Zunächst fasst de Prado die fünf großen Probleme zusammen, mit denen sich Quants herumschlagen müssen. Für diese gibt es keine endgültige Lösung, und man kann ihnen auch nicht aus dem Weg gehen. Stattdessen muss man lernen, bestmöglich mit ihnen zurecht zu kommen.

1) Schranken für Experimente:

Ein grundlegendes Prinzip der Wissenschaft ist die empirische Falsifikation. In den Naturwissenschaften wird dies durch kontrollierte Experimente ermöglicht. In der Finanzindustrie ist das aber in den seltensten Fällen möglich. Denn wir können nicht etwa den Flash Crash vom Jahr 2010 wiederholen und dabei den Einfluss bestimmter Gruppen von Marktteilnehmern ausblenden, da diese interagieren. Deshalb ist es sehr schwierig, klare Zusammenhänge zwischen Ursache und Wirkung zu bestimmen.

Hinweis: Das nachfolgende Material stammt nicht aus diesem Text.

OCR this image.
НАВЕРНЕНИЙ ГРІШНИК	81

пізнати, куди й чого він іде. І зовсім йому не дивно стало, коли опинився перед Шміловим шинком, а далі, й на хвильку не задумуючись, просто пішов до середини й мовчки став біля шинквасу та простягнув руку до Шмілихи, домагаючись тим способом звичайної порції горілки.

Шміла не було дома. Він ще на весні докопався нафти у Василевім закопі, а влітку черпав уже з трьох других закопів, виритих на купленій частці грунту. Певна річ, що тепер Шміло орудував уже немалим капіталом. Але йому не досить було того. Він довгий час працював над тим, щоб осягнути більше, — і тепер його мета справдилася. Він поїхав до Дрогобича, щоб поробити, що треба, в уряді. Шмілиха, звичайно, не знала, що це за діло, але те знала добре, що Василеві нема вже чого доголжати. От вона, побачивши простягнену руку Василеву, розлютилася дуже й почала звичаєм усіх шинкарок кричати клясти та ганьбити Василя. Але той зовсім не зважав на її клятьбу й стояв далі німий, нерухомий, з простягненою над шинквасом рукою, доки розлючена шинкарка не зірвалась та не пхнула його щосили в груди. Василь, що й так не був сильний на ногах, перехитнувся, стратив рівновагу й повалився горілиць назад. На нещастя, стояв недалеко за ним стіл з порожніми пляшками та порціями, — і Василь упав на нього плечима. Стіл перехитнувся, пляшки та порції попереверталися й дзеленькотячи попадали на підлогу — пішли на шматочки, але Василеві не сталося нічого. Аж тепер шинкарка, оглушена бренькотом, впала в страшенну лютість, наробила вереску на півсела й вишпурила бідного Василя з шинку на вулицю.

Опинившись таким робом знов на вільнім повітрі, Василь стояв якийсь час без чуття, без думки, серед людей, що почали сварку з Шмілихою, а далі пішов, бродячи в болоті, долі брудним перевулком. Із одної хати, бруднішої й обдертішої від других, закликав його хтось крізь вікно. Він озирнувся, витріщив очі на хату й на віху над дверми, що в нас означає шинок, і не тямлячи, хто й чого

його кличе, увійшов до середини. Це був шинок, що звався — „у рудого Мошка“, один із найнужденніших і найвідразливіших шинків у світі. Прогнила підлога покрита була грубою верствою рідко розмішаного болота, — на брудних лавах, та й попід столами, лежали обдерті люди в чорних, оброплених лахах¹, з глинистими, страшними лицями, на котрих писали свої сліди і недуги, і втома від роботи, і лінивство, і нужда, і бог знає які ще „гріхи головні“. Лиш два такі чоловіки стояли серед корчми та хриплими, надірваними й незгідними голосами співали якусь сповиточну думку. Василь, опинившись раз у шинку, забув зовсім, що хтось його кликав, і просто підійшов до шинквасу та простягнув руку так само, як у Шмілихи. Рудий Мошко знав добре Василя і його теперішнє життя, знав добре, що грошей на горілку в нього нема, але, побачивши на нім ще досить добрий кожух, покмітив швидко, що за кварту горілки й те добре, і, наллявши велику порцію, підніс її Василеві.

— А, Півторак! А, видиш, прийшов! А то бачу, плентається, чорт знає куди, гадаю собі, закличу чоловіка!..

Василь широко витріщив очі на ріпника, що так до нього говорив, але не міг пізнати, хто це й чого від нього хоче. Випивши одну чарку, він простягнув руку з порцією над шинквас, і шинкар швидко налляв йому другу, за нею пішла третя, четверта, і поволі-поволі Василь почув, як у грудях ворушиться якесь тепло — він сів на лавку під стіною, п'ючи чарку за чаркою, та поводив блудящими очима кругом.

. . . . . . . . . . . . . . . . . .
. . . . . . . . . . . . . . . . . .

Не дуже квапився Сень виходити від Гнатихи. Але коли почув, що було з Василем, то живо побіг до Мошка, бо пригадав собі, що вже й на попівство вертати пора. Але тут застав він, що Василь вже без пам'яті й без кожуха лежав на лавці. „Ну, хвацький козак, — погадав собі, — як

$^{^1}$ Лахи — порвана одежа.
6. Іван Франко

2) Nichtstationarität der Finanzmärkte:

Zum einen gibt es Strukturbrüche, die durch regulatorische Änderungen oder unvorhersehbare Ereignisse (Schwarze Schwäne) entstehen. Zum anderen können Parameter, die den grundlegenden Prozess zur Generierung der Kursdaten betreffen, einem Drift unterliegen, zum Beispiel durch den Wettbewerb der Unternehmen. Selbst dann, wenn Zusammenhänge zwischen Ursache und Wirkung festgestellt werden, kann sich deren Intensität also im Lauf der Zeit erheblich verändern.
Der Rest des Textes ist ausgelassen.